A la veille de l’abolition de l’esclavage, plus de 500 sucreries en Martinique arrivent à produire 20000 tonnes de sucre. Ces sucreries seront progressivement remplacées par 20 usines à vapeur dont la production pourra atteindre 50000 tonnes. On est donc passé de l’artisanat à l’industrie.

A cette époque, le gouvernement a deux préoccupations majeures : réussir l’abolition et l’instauration d’un travail libre ; conserver la production de sucre. Le système de production dans les chaudières du père Labat n’avait aucune productivité et ne pouvait permettre l’instauration d’un travail libre. La vapeur allait réussir cette évolution. La Guadeloupe, sur ce point, avait déjà pris de l’avance sur la Martinique car bon nombre de sucreries avaient été détruites par le tremblement de terre du 8 février 1843. Leur reconstruction s’était faite essentiellement avec l’utilisation de la vapeur.

Du rhum z’habitant au rhum agricole

L’installation d’un réseau de chemin de fer en Martinique permet l’acheminement rapide de la canne à l’usine. Dans les faits, un grand nombre d’anciennes sucreries éloignées n’ont pas eu accès au chemin de fer et ne pouvaient donc livrer leurs cannes à l’usine centrale. Ces petites sucreries, ne pouvant produire un sucre rentable, se sont tournées vers la production de rhum directement à partir du jus de la canne. La vapeur a permis également la création de colonnes à distiller en continu (colonnes créoles) qui ont remplacé efficacement les alambics. Ainsi est né le rhum agricole que l’on appelait alors le rhum z’habitant. Il est l’ancêtre du rhum agricole d’aujourd’hui.

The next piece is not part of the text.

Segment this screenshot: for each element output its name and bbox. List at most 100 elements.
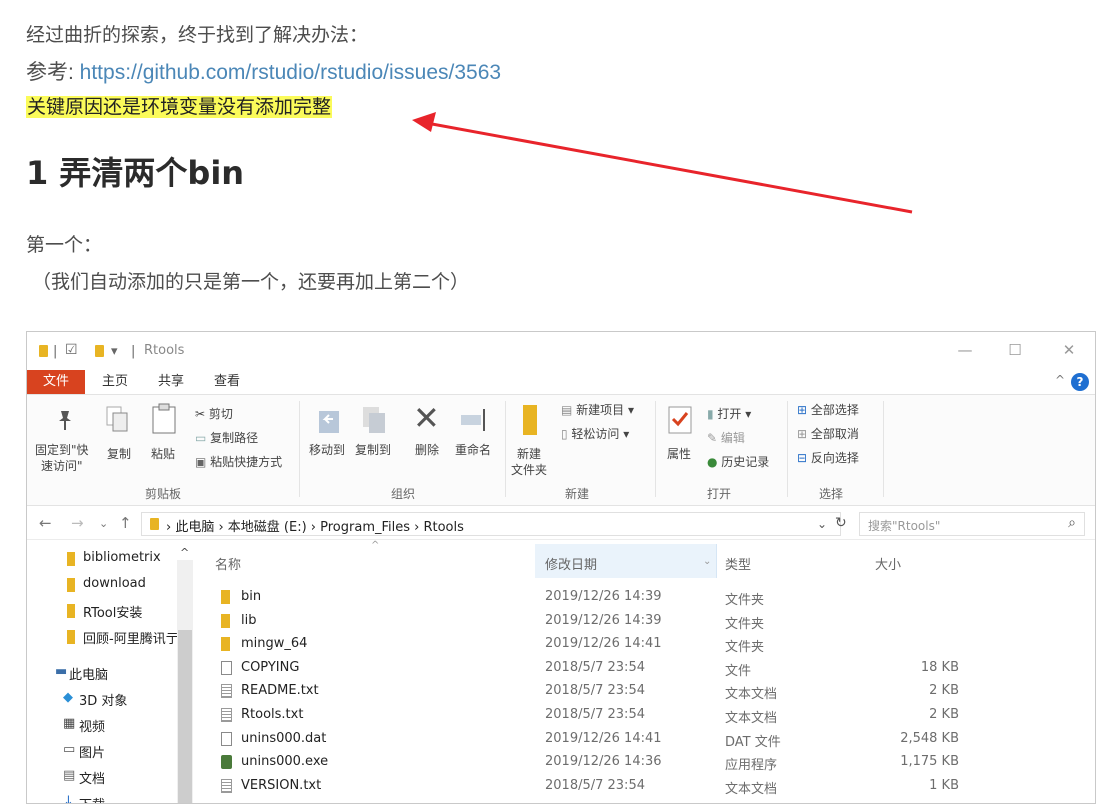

Le rhum tient à cette époque une place très importante à la Martinique. Avant l’éruption de la montagne Pelée en 1902, Saint-Pierre est la capitale mondiale du rhum industriel. Les mélasses arrivent de toute la Caraïbe pour y être distillées. C’est dans cette ville que le cours mondial du rhum est fixé.

Durant la Première Guerre mondiale, les départements producteurs de betterave sont occupés ou transformés en champs de bataille. La production de sucre et d’alcool s’effondre. A partir du second semestre 1916, l’Etat prend le contrôle de l’alcool dit industriel afin de l’orienter vers l’usage militaire et médical. La production de rhum industriel aux Antilles s’envole y compris avec des mélasses importées. C’est l’âge d’or des rhums aux Antilles.

A la conquête du monde 

En 1963 la production de rhum agricole de Martinique dépasse la production de rhum de mélasse. A la même période, sous l’impulsion de deux entrepreneurs, l’idée d’une appellation d’origine contrôlée (AOC) fait son apparition à la Martinique. Elle verra le jour le 5 novembre 1996, après un travail de persuasion sans relâche, d’une équipe menée par Jean-Pierre Bourdillon, patron des rhums La Mauny. C’était la première fois qu’un alcool blanc obtenait ce label.

Ce travail de plus de trente ans n’a pas été facile, certains industriels du sucre voyant d’un mauvais œil ce projet qui risquait de détourner la livraison de canne à sucre de l’usine vers la distillerie. La firme internationale Bacardi s’était même installée à la Martinique pour produire son rhum industriel localement afin de lutter contre ce projet.

Aujourd’hui, des rhums AOC de grande qualité sont partis à la conquête du monde. 

Et l’oublié de l’histoire a pris sa revanche sur le sucre. Le rhum, témoin de grandes souffrances humaines pendant des siècles est aujourd’hui synonyme de fierté pour les Antilles françaises.